Say, for example, you are in a stressful time in your life, perhaps because of a difficult family or work situation, or more commonly, you’re juggling several stressors. The more stress you experience, and the longer it lasts, the more stress hormones your body produces. Eventually, your body’s ability to regulate stress hormones becomes dysregulated.
In addition to anxiety and insomnia, an overactive sympathetic nervous system can cause a number of other problems, such as poor digestion, constipation, shallow breathing, heart palpitations, decreased libido, fatigue, irritability, muscle tension, inflammation, and increased susceptibility to infections.
When your nervous systems are out of balance, activities that should be simple can suddenly become a chore.
Controlling the Autonomic Nervous System
So how do you change something you can’t normally control?
There are, surprisingly, several techniques you can use, and a good place to start is your breathing. Taking a deep breath and holding it stimulates your vagus nerve, which can activate your parasympathetic nervous system and help you calm down.
Relaxation plays a key role in managing the autonomic nervous system. By taking time to “rest and digest,” you can influence your nervous system in surprising ways. Here are a few strategies you can use at home:
- Reduce stress. This probably seems a bit redundant, but it bears repeating. Identify the biggest stressors in your life. If you can cut them, do so. If you can’t, look at what you can do to make them less intimidating. (For example, using logic to help rationalize fears.)

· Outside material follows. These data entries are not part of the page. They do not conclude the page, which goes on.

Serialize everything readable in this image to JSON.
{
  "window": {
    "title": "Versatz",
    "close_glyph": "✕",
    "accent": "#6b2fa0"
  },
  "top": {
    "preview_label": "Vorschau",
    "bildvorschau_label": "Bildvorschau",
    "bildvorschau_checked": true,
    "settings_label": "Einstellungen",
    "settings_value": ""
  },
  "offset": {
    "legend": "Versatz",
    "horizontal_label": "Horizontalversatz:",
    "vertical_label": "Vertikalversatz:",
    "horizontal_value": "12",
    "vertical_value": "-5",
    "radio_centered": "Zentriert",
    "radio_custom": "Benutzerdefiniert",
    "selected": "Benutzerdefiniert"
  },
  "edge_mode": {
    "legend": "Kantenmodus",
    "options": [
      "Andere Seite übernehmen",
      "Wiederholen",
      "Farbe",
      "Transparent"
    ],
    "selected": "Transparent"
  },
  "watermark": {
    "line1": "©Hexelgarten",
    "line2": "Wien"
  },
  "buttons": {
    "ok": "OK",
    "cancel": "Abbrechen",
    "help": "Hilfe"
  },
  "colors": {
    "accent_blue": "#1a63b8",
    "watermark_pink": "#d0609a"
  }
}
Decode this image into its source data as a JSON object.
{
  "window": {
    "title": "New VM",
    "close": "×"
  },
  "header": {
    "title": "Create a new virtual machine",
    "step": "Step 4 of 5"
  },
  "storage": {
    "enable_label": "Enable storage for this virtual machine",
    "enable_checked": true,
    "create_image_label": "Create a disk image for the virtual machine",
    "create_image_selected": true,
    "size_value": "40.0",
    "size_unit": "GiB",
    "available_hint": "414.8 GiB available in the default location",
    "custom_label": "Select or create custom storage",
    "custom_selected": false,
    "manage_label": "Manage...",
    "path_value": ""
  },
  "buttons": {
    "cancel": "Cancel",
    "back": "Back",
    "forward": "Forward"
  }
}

- Practice meditation. Meditation helps center your mind and body, and can get you out of the everyday hustle and bustle. By controlling your breathing and calming your thoughts, you can help stimulate your parasympathetic nervous system.
- Practice yoga. Much like meditation, yoga is used as a method of relaxation. It can be used to lower heart rate and even (with enough practice) alter body temperature.
- Get a massage. Massages are—you guessed it—something that many people use to reduce stress. They help relax and remove tension from your muscles. The physical relaxation stimulates mental relaxation, and can help you learn how to relax on your own, even afterwards.
- Eat a healthy diet. There’s some merit to the old saying, “You are what you eat.” Different foods affect our bodies in different ways. For example, caffeine stimulates the body, so you probably don’t want a lot of it when you’re trying to calm down. Other foods—like chamomile, salmon, and even dark chocolate—can help lower feelings of stress and anxiety.
- Exercise. This may seem a little counterproductive—shouldn’t physical activity activate the sympathetic nervous system? The key here is moderation. A little bit of exercise—such as a light jog—can actually help you relax. Moreover, exercise releases endorphins that reduce stress and help increase positive feelings.
By finding ways to relax, and returning to a state of calm, you can regain control of your nervous system.
A Well-Working System for a Well-Working You
The autonomic nervous system is an amazing part of the body that keeps us going without conscious input. It’s something we don’t really appreciate until it gets out of control.
An overactive sympathetic nervous system can lead to a number of problems, both physically and mentally. However, with the right methods, you can calm yourself and return to a balanced state.
So take a deep breath, relax and let your autonomic nervous system do its job.